10 thoughts on “How girls learn about opportunities in math, science, and engineering

  1. What are records indeed! I couldn’t resist remembering Robert Kerns from Symbolics when I read your comment. He had the office across from mine on Vassar Street and it was stacked floor to ceiling with vinyl pillars!

    Ah, it’s so nice to hear about new champions in the world who aren’t quite burdened with everything we know about the world! Perhaps, they will be able to create better solutions to some of the problems we’ve introduced into the world. (By we … I mean collectively!)

  2. Hah, that’s hilarious about the records. I find that surprising, since vinyl has been finding a resurgence of sorts due to its popularity with DJs in rave and hip hop culture. I guess it wouldn’t have helped her experience if you told her how impossibly un-hip she was for not knowing about vinyl (not that she would have believed you — never trust anyone over 30, you know).

  3. Next time call them “an early form of audio compression, just like MP3”, indeed, before their invention, before their invention musical entertainment required a big stage.

  4. Hi Phil

    Why are you the only one pointing out that, just maybe, women are avoiding PhD’s in engineering because they’re smart enough to know that it’s an extremely difficult path with a poor payout. The mainstream media has a huge blind spot here – they never question whether it would be a good idea to get a PhD in the sciences in the first place. Medical, law, or business degrees (and women are doing the first two in droves) take less time, are a bit easier from start to finish, and pay more (for those few people disagree with the easier part, take a look at the dropout rate for an elite Business, Law, or Medicine program.
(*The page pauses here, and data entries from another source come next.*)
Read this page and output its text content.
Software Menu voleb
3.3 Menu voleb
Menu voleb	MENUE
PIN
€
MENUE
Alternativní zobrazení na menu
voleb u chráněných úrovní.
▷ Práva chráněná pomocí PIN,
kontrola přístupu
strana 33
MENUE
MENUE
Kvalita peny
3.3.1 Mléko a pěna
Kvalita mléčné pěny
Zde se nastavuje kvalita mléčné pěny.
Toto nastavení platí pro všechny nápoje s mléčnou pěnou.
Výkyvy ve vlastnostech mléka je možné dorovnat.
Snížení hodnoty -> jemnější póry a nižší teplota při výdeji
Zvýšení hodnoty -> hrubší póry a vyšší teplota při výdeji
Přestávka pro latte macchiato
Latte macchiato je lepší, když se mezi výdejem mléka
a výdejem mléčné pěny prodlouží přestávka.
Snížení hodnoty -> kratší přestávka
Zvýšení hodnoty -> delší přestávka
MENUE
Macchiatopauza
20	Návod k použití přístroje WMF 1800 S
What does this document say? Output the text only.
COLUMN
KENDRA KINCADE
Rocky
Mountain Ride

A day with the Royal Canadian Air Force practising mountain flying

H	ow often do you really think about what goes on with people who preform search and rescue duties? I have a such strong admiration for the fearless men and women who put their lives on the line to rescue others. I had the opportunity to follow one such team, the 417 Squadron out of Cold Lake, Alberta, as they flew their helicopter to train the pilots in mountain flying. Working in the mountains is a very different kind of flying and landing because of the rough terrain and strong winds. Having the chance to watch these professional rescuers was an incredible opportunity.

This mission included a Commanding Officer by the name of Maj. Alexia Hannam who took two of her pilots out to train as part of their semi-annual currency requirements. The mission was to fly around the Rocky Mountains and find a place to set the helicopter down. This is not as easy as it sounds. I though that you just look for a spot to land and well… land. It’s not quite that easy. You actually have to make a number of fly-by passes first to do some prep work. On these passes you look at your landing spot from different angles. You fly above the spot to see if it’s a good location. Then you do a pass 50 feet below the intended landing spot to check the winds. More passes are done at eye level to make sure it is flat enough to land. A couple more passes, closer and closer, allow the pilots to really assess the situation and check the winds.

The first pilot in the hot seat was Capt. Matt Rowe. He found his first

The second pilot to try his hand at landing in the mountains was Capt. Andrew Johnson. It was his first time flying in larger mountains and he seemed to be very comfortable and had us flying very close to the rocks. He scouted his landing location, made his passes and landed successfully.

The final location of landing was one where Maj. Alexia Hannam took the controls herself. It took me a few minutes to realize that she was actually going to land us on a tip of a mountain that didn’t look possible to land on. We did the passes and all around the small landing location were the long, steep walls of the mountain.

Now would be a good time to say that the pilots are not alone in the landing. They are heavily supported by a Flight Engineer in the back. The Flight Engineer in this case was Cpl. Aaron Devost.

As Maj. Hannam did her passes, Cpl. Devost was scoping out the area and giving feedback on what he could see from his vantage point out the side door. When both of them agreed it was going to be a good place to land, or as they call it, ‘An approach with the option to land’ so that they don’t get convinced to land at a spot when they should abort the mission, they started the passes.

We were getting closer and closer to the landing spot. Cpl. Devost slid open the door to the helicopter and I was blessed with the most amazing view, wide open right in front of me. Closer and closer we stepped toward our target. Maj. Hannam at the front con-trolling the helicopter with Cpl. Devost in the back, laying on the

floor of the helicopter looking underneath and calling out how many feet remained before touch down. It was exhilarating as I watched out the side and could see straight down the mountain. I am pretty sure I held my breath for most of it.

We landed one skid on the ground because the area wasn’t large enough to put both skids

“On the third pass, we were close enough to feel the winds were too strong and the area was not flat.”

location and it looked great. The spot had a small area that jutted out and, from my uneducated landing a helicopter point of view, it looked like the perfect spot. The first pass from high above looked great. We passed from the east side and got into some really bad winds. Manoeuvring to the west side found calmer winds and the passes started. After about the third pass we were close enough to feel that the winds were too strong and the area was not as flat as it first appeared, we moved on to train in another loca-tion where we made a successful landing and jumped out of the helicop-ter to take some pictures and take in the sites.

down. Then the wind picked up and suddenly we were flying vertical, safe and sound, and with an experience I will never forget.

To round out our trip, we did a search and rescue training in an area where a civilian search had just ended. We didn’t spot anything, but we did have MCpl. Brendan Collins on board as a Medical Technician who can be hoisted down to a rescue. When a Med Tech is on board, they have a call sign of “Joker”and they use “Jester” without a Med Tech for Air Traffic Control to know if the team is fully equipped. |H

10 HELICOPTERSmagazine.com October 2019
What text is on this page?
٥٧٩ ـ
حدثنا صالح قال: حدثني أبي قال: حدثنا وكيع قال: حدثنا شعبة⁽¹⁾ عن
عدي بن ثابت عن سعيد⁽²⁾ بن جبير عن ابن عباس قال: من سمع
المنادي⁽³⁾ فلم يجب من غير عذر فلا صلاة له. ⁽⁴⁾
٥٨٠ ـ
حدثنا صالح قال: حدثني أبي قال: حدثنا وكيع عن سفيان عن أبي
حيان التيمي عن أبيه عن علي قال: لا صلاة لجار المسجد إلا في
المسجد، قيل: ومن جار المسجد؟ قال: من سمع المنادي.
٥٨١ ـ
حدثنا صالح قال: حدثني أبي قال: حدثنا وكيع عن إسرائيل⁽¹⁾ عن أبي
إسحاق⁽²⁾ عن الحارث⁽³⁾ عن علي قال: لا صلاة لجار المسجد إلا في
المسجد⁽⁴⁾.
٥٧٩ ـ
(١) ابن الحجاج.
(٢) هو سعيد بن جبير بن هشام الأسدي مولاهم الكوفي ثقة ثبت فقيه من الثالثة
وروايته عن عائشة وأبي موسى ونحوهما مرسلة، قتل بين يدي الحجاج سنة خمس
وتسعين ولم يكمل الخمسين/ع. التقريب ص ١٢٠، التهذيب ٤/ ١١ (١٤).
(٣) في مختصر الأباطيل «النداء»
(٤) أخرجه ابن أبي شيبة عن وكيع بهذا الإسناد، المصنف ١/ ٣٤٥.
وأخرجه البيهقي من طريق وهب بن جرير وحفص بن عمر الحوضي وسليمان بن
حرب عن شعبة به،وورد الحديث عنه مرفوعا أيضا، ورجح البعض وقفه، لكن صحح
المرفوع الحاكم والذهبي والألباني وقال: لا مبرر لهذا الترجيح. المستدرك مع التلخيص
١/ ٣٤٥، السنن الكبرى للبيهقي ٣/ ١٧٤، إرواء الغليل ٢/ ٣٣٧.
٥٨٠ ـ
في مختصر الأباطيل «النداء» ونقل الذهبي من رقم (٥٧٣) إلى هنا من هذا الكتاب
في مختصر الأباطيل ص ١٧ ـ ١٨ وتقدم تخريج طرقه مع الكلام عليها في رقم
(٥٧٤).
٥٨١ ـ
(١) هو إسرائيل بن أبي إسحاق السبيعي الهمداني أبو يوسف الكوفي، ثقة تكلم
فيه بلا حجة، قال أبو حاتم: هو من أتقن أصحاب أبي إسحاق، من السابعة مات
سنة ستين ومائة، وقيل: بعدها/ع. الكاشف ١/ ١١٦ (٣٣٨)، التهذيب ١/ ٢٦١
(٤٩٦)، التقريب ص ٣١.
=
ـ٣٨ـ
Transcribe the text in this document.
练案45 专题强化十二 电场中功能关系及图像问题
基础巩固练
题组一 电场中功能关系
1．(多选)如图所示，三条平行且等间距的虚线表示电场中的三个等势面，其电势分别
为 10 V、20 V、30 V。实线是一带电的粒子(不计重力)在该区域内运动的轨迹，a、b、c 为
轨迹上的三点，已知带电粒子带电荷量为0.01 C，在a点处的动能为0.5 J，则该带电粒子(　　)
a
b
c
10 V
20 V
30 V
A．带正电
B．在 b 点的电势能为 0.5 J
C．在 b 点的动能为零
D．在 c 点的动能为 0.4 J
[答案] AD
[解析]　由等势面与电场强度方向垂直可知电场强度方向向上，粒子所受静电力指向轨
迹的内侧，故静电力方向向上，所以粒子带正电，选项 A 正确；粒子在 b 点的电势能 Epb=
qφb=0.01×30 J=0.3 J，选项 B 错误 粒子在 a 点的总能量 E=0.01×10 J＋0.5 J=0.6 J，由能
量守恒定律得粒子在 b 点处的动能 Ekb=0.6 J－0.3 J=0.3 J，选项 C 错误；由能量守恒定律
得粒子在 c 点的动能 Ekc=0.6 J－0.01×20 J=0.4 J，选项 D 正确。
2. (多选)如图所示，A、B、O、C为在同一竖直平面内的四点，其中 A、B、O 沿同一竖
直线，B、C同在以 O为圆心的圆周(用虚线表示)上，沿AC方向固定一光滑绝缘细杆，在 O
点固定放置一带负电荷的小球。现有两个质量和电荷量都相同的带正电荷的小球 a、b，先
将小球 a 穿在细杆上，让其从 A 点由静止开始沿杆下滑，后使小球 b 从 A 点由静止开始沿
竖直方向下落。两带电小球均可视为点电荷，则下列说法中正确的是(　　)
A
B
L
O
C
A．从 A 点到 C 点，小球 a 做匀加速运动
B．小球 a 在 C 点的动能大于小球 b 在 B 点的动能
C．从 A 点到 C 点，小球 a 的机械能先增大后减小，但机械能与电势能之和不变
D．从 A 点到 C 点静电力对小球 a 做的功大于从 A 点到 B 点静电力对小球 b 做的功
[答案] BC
Then take a look at the percentage of sci/eng Ph.D’s at MIT, Stanford, or Berkeley who don’t finish. Then think about the undergraduate coursework you have to survive before you can even apply to those programs).

    By the way, I still think an undergraduate degree in engineering is fiscally sound decision, especially if you follow it up with an MBA. It’s not quite as straightforward as law or medicine, but nothing to steer people away from. And it’s easy enough to recover from a Masters in engineering (I know this from personal experience).

    Oh yeah – every time I write a comment like this, I want to reiterate that as an engineering PhD dropout myself, I am incredibly impressed with the people who are able to understand and push the boundaries of these fields on a deep level. I just think that they’re getting a raw deal, and as long as that’s true, it’s stupid to act like we’re confused about why women, or even men for that matter, are avoiding it.

  5. I’m not Phil, but I guess the mainstream media has such a blind spot because they/we still want to be under the delusion of living in a society where hard work and intelligence is rewarded, instead of one where parasites of different kinds (lawyers, MBAs, Donald Trump, etc.) are the ones actually getting the best deal. It’s one of those times when the values that everybody claims to be important conflict with the values that people actually follow in real life.

  6. Philip, your record collection is *awesome* and I would happily trade in the dreams and ambitions of 200 PhDs just for the “B” section.

  7. I think its hard to believe 17 year olds interested in music don’t know what records are. Sure, I could see 17 year olds who don’t frequently listen to music not knowing. But serious music listeners must know what a vinyl record is.

    Any used CD store worth its mustard seeds would also carry records. And trendy places like Restoration Hardware have starting selling old school record players. And modern Hipsters have lots of records.

  8. Maybe the women are smarter in their choice of careers. How much did Carly Fiorina get for ruining first Lucent then HP? And how many men under her command would have been summarily fired for designing a calculator or keyboard as clumsy as her management? Yet she walked away with millions upon millions. Who looks dumb in math now?

  9. Reminds me of the time I told my then 10 year old daughter, “you sound like a broken record” and she gave me a dumb look and asked “what does that mean?”